Salmalin loosened his grip a little. “What of it, rat face?”
“Meiren treasure!” he yelled, then coughed. After a moment, Salmalin dropped him.
“What are you talking about, boy? You’ve got ten seconds!”
In a heap on the ground, Kafele choked and clawed at his throat, wracking coughs. “We…saw…” he heaved.
He took a ragged breath and stood, squaring off against the master of the streets. “We saw them. The travellers from Despartus. The ones who deliver the gifts to the qu – er, to Vaupen Island.” They weren’t supposed to consider the king or queen of Vaupen as their sovereign. According to Renian doctrine, Rena was the kingdom and its ruler was the ruler, against any mother country titles that Vaupen might claim. “They had that box, the one that they take there every few decades or so? They had it.” Although, Kafele hadn’t actually seen them himself, so he really hoped Milek wasn’t just imagining things like usual.
Wasn’t Salmalin listening? “The chest. It’s full of meiren treasure. It could be worth more than the palace.” The boy lowered his voice to a whisper. “It might even be worth more than the military base and the armoury.”
Salmalin kneeled, bringing his alcohol-drenched breath to Kafele’s eyelevel. “What of it, boy?”
“We…my friends and I…we want you to steal it!”
Salmalin laughed, and Kafele gagged on the poisoned breath and stepped to the side. “Do you, now. Commit high treason against the honored guests of the king.”
“Yes! It would make us all so very rich!”
“You can hardly make use of riches at the point of the executioner’s sword, my dear boy.” But Salmalin seemed to be pondering. He rubbed his stubbly face with a gloved hand. “You don’t understand, riches, child, and you won’t until you have it taken from you. But you can hardly make use of it in the hands of another, either.”
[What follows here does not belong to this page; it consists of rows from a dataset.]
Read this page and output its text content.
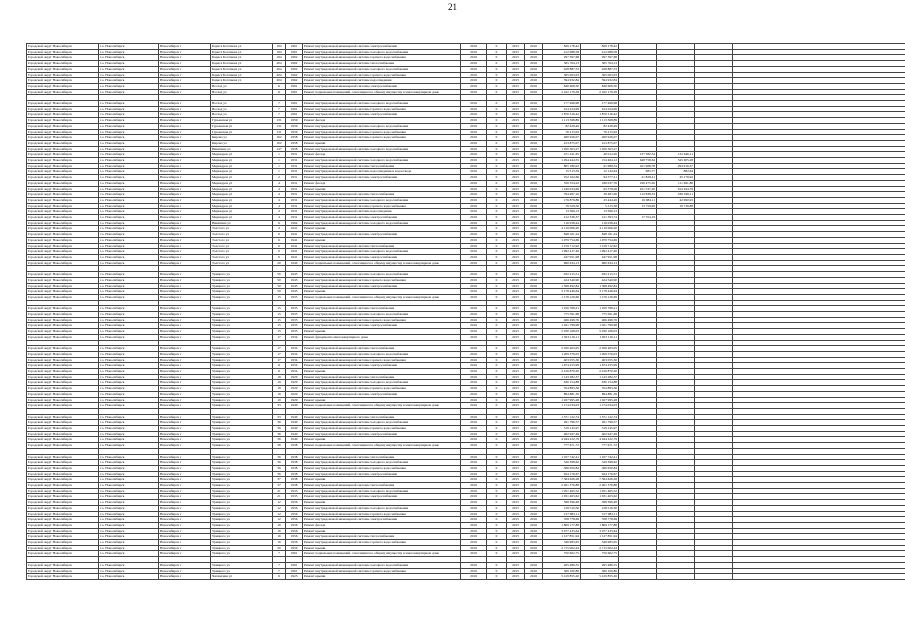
21
Городской округ Новосибирск	г.о. Новосибирск	Новосибирск г	Бориса Богаткова ул	194	1961	Ремонт внутридомовой инженерной системы электроснабжения	2016	0	2015	2016	829 178,42	829 178,42				
Городской округ Новосибирск	г.о. Новосибирск	Новосибирск г	Бориса Богаткова ул	194	1961	Ремонт внутридомовой инженерной системы холодного водоснабжения	2016	0	2015	2016	412 088,58	412 088,58				
Городской округ Новосибирск	г.о. Новосибирск	Новосибирск г	Бориса Богаткова ул	194	1962	Ремонт внутридомовой инженерной системы горячего водоснабжения	2016	0	2015	2016	297 397,68	297 397,68				
Городской округ Новосибирск	г.о. Новосибирск	Новосибирск г	Бориса Богаткова ул	204	1962	Ремонт внутридомовой инженерной системы теплоснабжения	2016	0	2015	2016	565 764,13	565 764,13				
Городской округ Новосибирск	г.о. Новосибирск	Новосибирск г	Бориса Богаткова ул	204	1962	Ремонт внутридомовой инженерной системы холодного водоснабжения	2016	0	2015	2016	428 887,53	428 887,53				
Городской округ Новосибирск	г.о. Новосибирск	Новосибирск г	Бориса Богаткова ул	204	1962	Ремонт внутридомовой инженерной системы горячего водоснабжения	2016	0	2015	2016	365 003,03	365 003,03				
Городской округ Новосибирск	г.о. Новосибирск	Новосибирск г	Бориса Богаткова ул	204	1962	Ремонт внутридомовой инженерной системы водоотведения	2016	0	2015	2016	394 932,84	394 932,84				
Городской округ Новосибирск	г.о. Новосибирск	Новосибирск г	Восход ул	11	1961	Ремонт внутридомовой инженерной системы электроснабжения	2016	0	2015	2016	846 608,30	846 608,30				
Городской округ Новосибирск	г.о. Новосибирск	Новосибирск г	Восход ул	11	1961	Ремонт подвальных помещений, относящихся к общему имуществу в многоквартирном доме	2016	0	2015	2016	2 162 179,39	2 162 179,39				

Городской округ Новосибирск	г.о. Новосибирск	Новосибирск г	Восход ул	7	1961	Ремонт внутридомовой инженерной системы холодного водоснабжения	2016	0	2015	2016	177 496,98	177 496,98				
Городской округ Новосибирск	г.о. Новосибирск	Новосибирск г	Восход ул	7	1961	Ремонт внутридомовой инженерной системы горячего водоснабжения	2016	0	2015	2016	614 224,99	614 224,99				
Городской округ Новосибирск	г.о. Новосибирск	Новосибирск г	Восход ул	7	1961	Ремонт внутридомовой инженерной системы электроснабжения	2016	0	2015	2016	1 870 316,42	1 870 316,42				
Городской округ Новосибирск	г.о. Новосибирск	Новосибирск г	Гурьевская ул	131	1959	Ремонт фасада	2016	0	2015	2016	1 113 368,89	1 113 368,89				
Городской округ Новосибирск	г.о. Новосибирск	Новосибирск г	Гурьевская ул	131	1959	Ремонт внутридомовой инженерной системы холодного водоснабжения	2016	0	2015	2016	82 428,49	82 428,49				
Городской округ Новосибирск	г.о. Новосибирск	Новосибирск г	Гурьевская ул	131	1959	Ремонт внутридомовой инженерной системы горячего водоснабжения	2016	0	2015	2016	76 215,02	76 215,02				
Городской округ Новосибирск	г.о. Новосибирск	Новосибирск г	Кирова ул	102	1958	Ремонт внутридомовой инженерной системы горячего водоснабжения	2016	0	2015	2016	460 926,07	460 926,07				
Городской округ Новосибирск	г.о. Новосибирск	Новосибирск г	Кирова ул	102	1958	Ремонт крыши	2016	0	2015	2016	413 875,07	413 875,07				
Городской округ Новосибирск	г.о. Новосибирск	Новосибирск г	Никитина ул	147	1958	Ремонт внутридомовой инженерной системы холодного водоснабжения	2016	0	2015	2016	1 050 303,27	1 050 303,27				
Городской округ Новосибирск	г.о. Новосибирск	Новосибирск г	Медкадров ул	1	1931	Ремонт фасада	2016	0	2015	2016	471 241,65	40 012,26	137 582,54	132 646,11		
Городской округ Новосибирск	г.о. Новосибирск	Новосибирск г	Медкадров ул	1	1931	Ремонт внутридомовой инженерной системы холодного водоснабжения	2016	0	2015	2016	1 294 444,55	154 464,12	648 758,64	345 605,28		
Городской округ Новосибирск	г.о. Новосибирск	Новосибирск г	Медкадров ул	1	1931	Ремонт внутридомовой инженерной системы теплоснабжения	2016	0	2015	2016	805 180,02	61 988,34	161 968,78	294 916,37		
Городской округ Новосибирск	г.о. Новосибирск	Новосибирск г	Медкадров ул	1	1931	Ремонт внутридомовой инженерной системы водоотведения и водоотвода	2016	0	2015	2016	15 515,59	12 142,94	685,77	882,64		
Городской округ Новосибирск	г.о. Новосибирск	Новосибирск г	Медкадров ул	2	1931	Ремонт внутридомовой инженерной системы электроснабжения	2016	0	2015	2016	252 162,66	94 577,21	21 828,41	45 176,92		
Городской округ Новосибирск	г.о. Новосибирск	Новосибирск г	Медкадров ул	4	1931	Ремонт фасада	2016	0	2015	2016	550 554,22	186 037,76	196 475,26	111 691,86		
Городской округ Новосибирск	г.о. Новосибирск	Новосибирск г	Медкадров ул	4	1931	Ремонт крыши	2016	0	2015	2016	1 249 934,69	63 378,28	221 537,26	614 294,79		
Городской округ Новосибирск	г.о. Новосибирск	Новосибирск г	Медкадров ул	4	1931	Ремонт внутридомовой инженерной системы теплоснабжения	2016	0	2015	2016	794 497,16	39 481,06	112 838,33	186 048,11		
Городской округ Новосибирск	г.о. Новосибирск	Новосибирск г	Медкадров ул	4	1931	Ремонт внутридомовой инженерной системы холодного водоснабжения	2016	0	2015	2016	176 879,89	23 444,26	16 084,11	42 990,93		
Городской округ Новосибирск	г.о. Новосибирск	Новосибирск г	Медкадров ул	4	1931	Ремонт внутридомовой инженерной системы горячего водоснабжения	2016	0	2015	2016	79 529,56	5 315,58	13 759,99	19 736,88		
Городской округ Новосибирск	г.о. Новосибирск	Новосибирск г	Медкадров ул	4	1931	Ремонт внутридомовой инженерной системы водоотведения	2016	0	2015	2016	13 566,13	13 566,13				
Городской округ Новосибирск	г.о. Новосибирск	Новосибирск г	Медкадров ул	4	1931	Ремонт внутридомовой инженерной системы электроснабжения	2016	0	2015	2016	212 336,37	121 393,74	17 354,19			
Городской округ Новосибирск	г.о. Новосибирск	Новосибирск г	Никитина ул	6	1964	Ремонт внутридомовой инженерной системы холодного водоснабжения	2016	0	2015	2016	116 058,44	116 058,44				
Городской округ Новосибирск	г.о. Новосибирск	Новосибирск г	Толстого ул	4	1941	Ремонт крыши	2016	0	2015	2016	4 119 006,20	4 119 006,20				
Городской округ Новосибирск	г.о. Новосибирск	Новосибирск г	Толстого ул	6	1941	Ремонт внутридомовой инженерной системы электроснабжения	2016	0	2015	2016	848 161,24	848 161,24				
Городской округ Новосибирск	г.о. Новосибирск	Новосибирск г	Толстого ул	6	1941	Ремонт крыши	2016	0	2015	2016	1 079 754,69	1 079 754,69				
Городской округ Новосибирск	г.о. Новосибирск	Новосибирск г	Толстого ул	6	1941	Ремонт внутридомовой инженерной системы теплоснабжения	2016	0	2015	2016	1 159 712,92	1 159 712,92				
Городской округ Новосибирск	г.о. Новосибирск	Новосибирск г	Толстого ул	6	1941	Ремонт внутридомовой инженерной системы холодного водоснабжения	2016	0	2015	2016	1 992 417,46	1 992 417,46				
Городской округ Новосибирск	г.о. Новосибирск	Новосибирск г	Толстого ул	6	1941	Ремонт внутридомовой инженерной системы электроснабжения	2016	0	2015	2016	447 951,98	447 951,98				
Городской округ Новосибирск	г.о. Новосибирск	Новосибирск г	Толстого ул	20	1940	Ремонт подвальных помещений, относящихся к общему имуществу в многоквартирном доме	2016	0	2015	2016	960 634,13	960 634,13				

Городской округ Новосибирск	г.о. Новосибирск	Новосибирск г	Урицкого ул	50	1945	Ремонт внутридомовой инженерной системы холодного водоснабжения	2016	0	2015	2016	932 215,51	932 215,51				
Городской округ Новосибирск	г.о. Новосибирск	Новосибирск г	Урицкого ул	50	1945	Ремонт внутридомовой инженерной системы горячего водоснабжения	2016	0	2015	2016	424 540,90	424 540,90				
Городской округ Новосибирск	г.о. Новосибирск	Новосибирск г	Урицкого ул	50	1945	Ремонт внутридомовой инженерной системы электроснабжения	2016	0	2015	2016	1 398 492,84	1 398 492,84				
Городской округ Новосибирск	г.о. Новосибирск	Новосибирск г	Урицкого ул	50	1945	Ремонт крыши	2016	0	2015	2016	3 178 446,64	3 178 446,64				
Городской округ Новосибирск	г.о. Новосибирск	Новосибирск г	Урицкого ул	15	1933	Ремонт подвальных помещений, относящихся к общему имуществу в многоквартирном доме	2016	0	2015	2016	1 176 129,69	1 176 129,69				

Городской округ Новосибирск	г.о. Новосибирск	Новосибирск г	Урицкого ул	15	1935	Ремонт внутридомовой инженерной системы теплоснабжения	2016	0	2015	2016	1 250 768,21	1 250 768,21				
Городской округ Новосибирск	г.о. Новосибирск	Новосибирск г	Урицкого ул	15	1935	Ремонт внутридомовой инженерной системы холодного водоснабжения	2016	0	2015	2016	775 591,68	775 591,68				
Городской округ Новосибирск	г.о. Новосибирск	Новосибирск г	Урицкого ул	15	1935	Ремонт внутридомовой инженерной системы горячего водоснабжения	2016	0	2015	2016	466 499,76	466 499,76				
Городской округ Новосибирск	г.о. Новосибирск	Новосибирск г	Урицкого ул	15	1935	Ремонт внутридомовой инженерной системы электроснабжения	2016	0	2015	2016	1 021 799,98	1 021 799,98				
Городской округ Новосибирск	г.о. Новосибирск	Новосибирск г	Урицкого ул	15	1935	Ремонт крыши	2016	0	2015	2016	5 030 168,03	5 030 168,03				
Городской округ Новосибирск	г.о. Новосибирск	Новосибирск г	Урицкого ул	17	1934	Ремонт фундамента многоквартирного дома	2016	0	2015	2016	1 923 116,11	1 923 116,11				

Городской округ Новосибирск	г.о. Новосибирск	Новосибирск г	Урицкого ул	17	1934	Ремонт внутридомовой инженерной системы теплоснабжения	2016	0	2015	2016	2 026 463,05	2 026 463,05				
Городской округ Новосибирск	г.о. Новосибирск	Новосибирск г	Урицкого ул	17	1934	Ремонт внутридомовой инженерной системы холодного водоснабжения	2016	0	2015	2016	1 209 576,03	1 209 576,03				
Городской округ Новосибирск	г.о. Новосибирск	Новосибирск г	Урицкого ул	17	1934	Ремонт внутридомовой инженерной системы горячего водоснабжения	2016	0	2015	2016	403 055,30	403 055,30				
Городской округ Новосибирск	г.о. Новосибирск	Новосибирск г	Урицкого ул	11	1954	Ремонт внутридомовой инженерной системы электроснабжения	2016	0	2015	2016	1 674 255,99	1 674 255,99				
Городской округ Новосибирск	г.о. Новосибирск	Новосибирск г	Урицкого ул	11	1954	Ремонт крыши	2016	0	2015	2016	2 416 870,20	2 416 870,20				
Городской округ Новосибирск	г.о. Новосибирск	Новосибирск г	Урицкого ул	19	1929	Ремонт внутридомовой инженерной системы теплоснабжения	2016	0	2015	2016	1 143 282,37	1 143 282,37				
Городской округ Новосибирск	г.о. Новосибирск	Новосибирск г	Урицкого ул	19	1929	Ремонт внутридомовой инженерной системы холодного водоснабжения	2016	0	2015	2016	630 154,88	630 154,88				
Городской округ Новосибирск	г.о. Новосибирск	Новосибирск г	Урицкого ул	19	1929	Ремонт внутридомовой инженерной системы горячего водоснабжения	2016	0	2015	2016	354 893,36	354 893,36				
Городской округ Новосибирск	г.о. Новосибирск	Новосибирск г	Урицкого ул	19	1929	Ремонт внутридомовой инженерной системы электроснабжения	2016	0	2015	2016	894 881,39	894 881,39				
Городской округ Новосибирск	г.о. Новосибирск	Новосибирск г	Урицкого ул	19	1929	Ремонт крыши	2016	0	2015	2016	1 927 995,28	1 927 995,28				
Городской округ Новосибирск	г.о. Новосибирск	Новосибирск г	Урицкого ул	33	1949	Ремонт подвальных помещений, относящихся к общему имуществу в многоквартирном доме	2016	0	2015	2016	1 174 034,03	1 174 034,03				

Городской округ Новосибирск	г.о. Новосибирск	Новосибирск г	Урицкого ул	33	1949	Ремонт внутридомовой инженерной системы теплоснабжения	2016	0	2015	2016	1 371 122,74	1 371 122,74				
Городской округ Новосибирск	г.о. Новосибирск	Новосибирск г	Урицкого ул	36	1949	Ремонт внутридомовой инженерной системы холодного водоснабжения	2016	0	2015	2016	261 796,57	261 796,57				
Городской округ Новосибирск	г.о. Новосибирск	Новосибирск г	Урицкого ул	36	1949	Ремонт внутридомовой инженерной системы горячего водоснабжения	2016	0	2015	2016	519 145,97	519 145,97				
Городской округ Новосибирск	г.о. Новосибирск	Новосибирск г	Урицкого ул	36	1949	Ремонт внутридомовой инженерной системы электроснабжения	2016	0	2015	2016	402 947,49	402 947,49				
Городской округ Новосибирск	г.о. Новосибирск	Новосибирск г	Урицкого ул	36	1949	Ремонт крыши	2016	0	2015	2016	4 944 222,79	4 944 222,79				
Городской округ Новосибирск	г.о. Новосибирск	Новосибирск г	Урицкого ул	36	1938	Ремонт подвальных помещений, относящихся к общему имуществу в многоквартирном доме	2016	0	2015	2016	777 671,72	777 671,72				

Городской округ Новосибирск	г.о. Новосибирск	Новосибирск г	Урицкого ул	36	1938	Ремонт внутридомовой инженерной системы теплоснабжения	2016	0	2015	2016	1 107 742,41	1 107 742,41				
Городской округ Новосибирск	г.о. Новосибирск	Новосибирск г	Урицкого ул	36	1938	Ремонт внутридомовой инженерной системы холодного водоснабжения	2016	0	2015	2016	326 398,62	326 398,62				
Городской округ Новосибирск	г.о. Новосибирск	Новосибирск г	Урицкого ул	36	1938	Ремонт внутридомовой инженерной системы горячего водоснабжения	2016	0	2015	2016	366 650,84	366 650,84				
Городской округ Новосибирск	г.о. Новосибирск	Новосибирск г	Урицкого ул	36	1938	Ремонт внутридомовой инженерной системы электроснабжения	2016	0	2015	2016	924 176,67	924 176,67				
Городской округ Новосибирск	г.о. Новосибирск	Новосибирск г	Урицкого ул	37	1938	Ремонт крыши	2016	0	2015	2016	7 364 626,28	7 364 626,28				
Городской округ Новосибирск	г.о. Новосибирск	Новосибирск г	Урицкого ул	37	1938	Ремонт внутридомовой инженерной системы теплоснабжения	2016	0	2015	2016	2 261 376,88	2 261 376,88				
Городской округ Новосибирск	г.о. Новосибирск	Новосибирск г	Урицкого ул	21	1935	Ремонт внутридомовой инженерной системы холодного водоснабжения	2016	0	2015	2016	1 051 465,52	1 051 465,52				
Городской округ Новосибирск	г.о. Новосибирск	Новосибирск г	Урицкого ул	21	1935	Ремонт внутридомовой инженерной системы электроснабжения	2016	0	2015	2016	1 031 403,62	1 031 403,62				
Городской округ Новосибирск	г.о. Новосибирск	Новосибирск г	Урицкого ул	12	1956	Ремонт крыши	2016	0	2015	2016	598 396,48	598 396,48				
Городской округ Новосибирск	г.о. Новосибирск	Новосибирск г	Урицкого ул	12	1956	Ремонт внутридомовой инженерной системы холодного водоснабжения	2016	0	2015	2016	128 510,50	128 510,50				
Городской округ Новосибирск	г.о. Новосибирск	Новосибирск г	Урицкого ул	12	1956	Ремонт внутридомовой инженерной системы горячего водоснабжения	2016	0	2015	2016	157 983,11	157 983,11				
Городской округ Новосибирск	г.о. Новосибирск	Новосибирск г	Урицкого ул	12	1956	Ремонт внутридомовой инженерной системы электроснабжения	2016	0	2015	2016	358 778,69	358 778,69				
Городской округ Новосибирск	г.о. Новосибирск	Новосибирск г	Урицкого ул	16	1956	Ремонт фасада	2016	0	2015	2016	1 809 177,88	1 809 177,88				
Городской округ Новосибирск	г.о. Новосибирск	Новосибирск г	Урицкого ул	16	1956	Ремонт крыши	2016	0	2015	2016	3 077 433,64	3 077 433,64				
Городской округ Новосибирск	г.о. Новосибирск	Новосибирск г	Урицкого ул	16	1956	Ремонт внутридомовой инженерной системы теплоснабжения	2016	0	2015	2016	1 127 851,94	1 127 851,94				
Городской округ Новосибирск	г.о. Новосибирск	Новосибирск г	Урицкого ул	16	1956	Ремонт внутридомовой инженерной системы горячего водоснабжения	2016	0	2015	2016	346 983,65	346 983,65				
Городской округ Новосибирск	г.о. Новосибирск	Новосибирск г	Урицкого ул	20	1950	Ремонт крыши	2016	0	2015	2016	2 715 002,44	2 715 002,44				
Городской округ Новосибирск	г.о. Новосибирск	Новосибирск г	Урицкого ул	7	1961	Ремонт подвальных помещений, относящихся к общему имуществу в многоквартирном доме	2016	0	2015	2016	750 602,75	750 602,75				

Городской округ Новосибирск	г.о. Новосибирск	Новосибирск г	Урицкого ул	7	1961	Ремонт внутридомовой инженерной системы холодного водоснабжения	2016	0	2015	2016	265 486,55	265 486,55				
Городской округ Новосибирск	г.о. Новосибирск	Новосибирск г	Урицкого ул	7	1961	Ремонт внутридомовой инженерной системы горячего водоснабжения	2016	0	2015	2016	369 100,86	369 100,86				
Городской округ Новосибирск	г.о. Новосибирск	Новосибирск г	Чаплыгина ул	6	1925	Ремонт крыши	2016	0	2015	2016	5 419 855,26	5 419 855,26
The man looked intently into Kafele’s eyes, before reaching under his cloak. The boy gasped and turned to run, almost screaming when Salmalin caught him by the edge of his oversized cloak. “Here, child.” When Kafele turned to look, Salmalin held a pouch in his hands. With trembling arms, Kafele reached out to take it. “You’ve been most helpful, my boy. I hope you’ll keep being loyal to me.” Patting the boy’s head again, Salmalin disappeared into the shadows of the ’Skirts.
Still trembling, Kafele opened the pouch to find a few fistfuls of gold coins. He threw a hand over his mouth. This could feed his family for months! They might even be able to buy a proper house with it!
But what he really wanted …
The boy skipped back the way he came, catching the sound of his shrieking friends somewhere out in the night. He continued on, toward the men with the tent. “Hey!” He yelled at them. They hadn’t made much progress. The dogs began a chorus of barking.
“Ho! It’s that kid again! Decided to take us up on our offer?” One of them made his way toward Kafele, who launched his pouch of money at the man’s head.
“How much for a dog?” the boy asked, kneeling to untie his favorite one.
While the men counted the money, dumbfounded, Kafele led his new puppy away.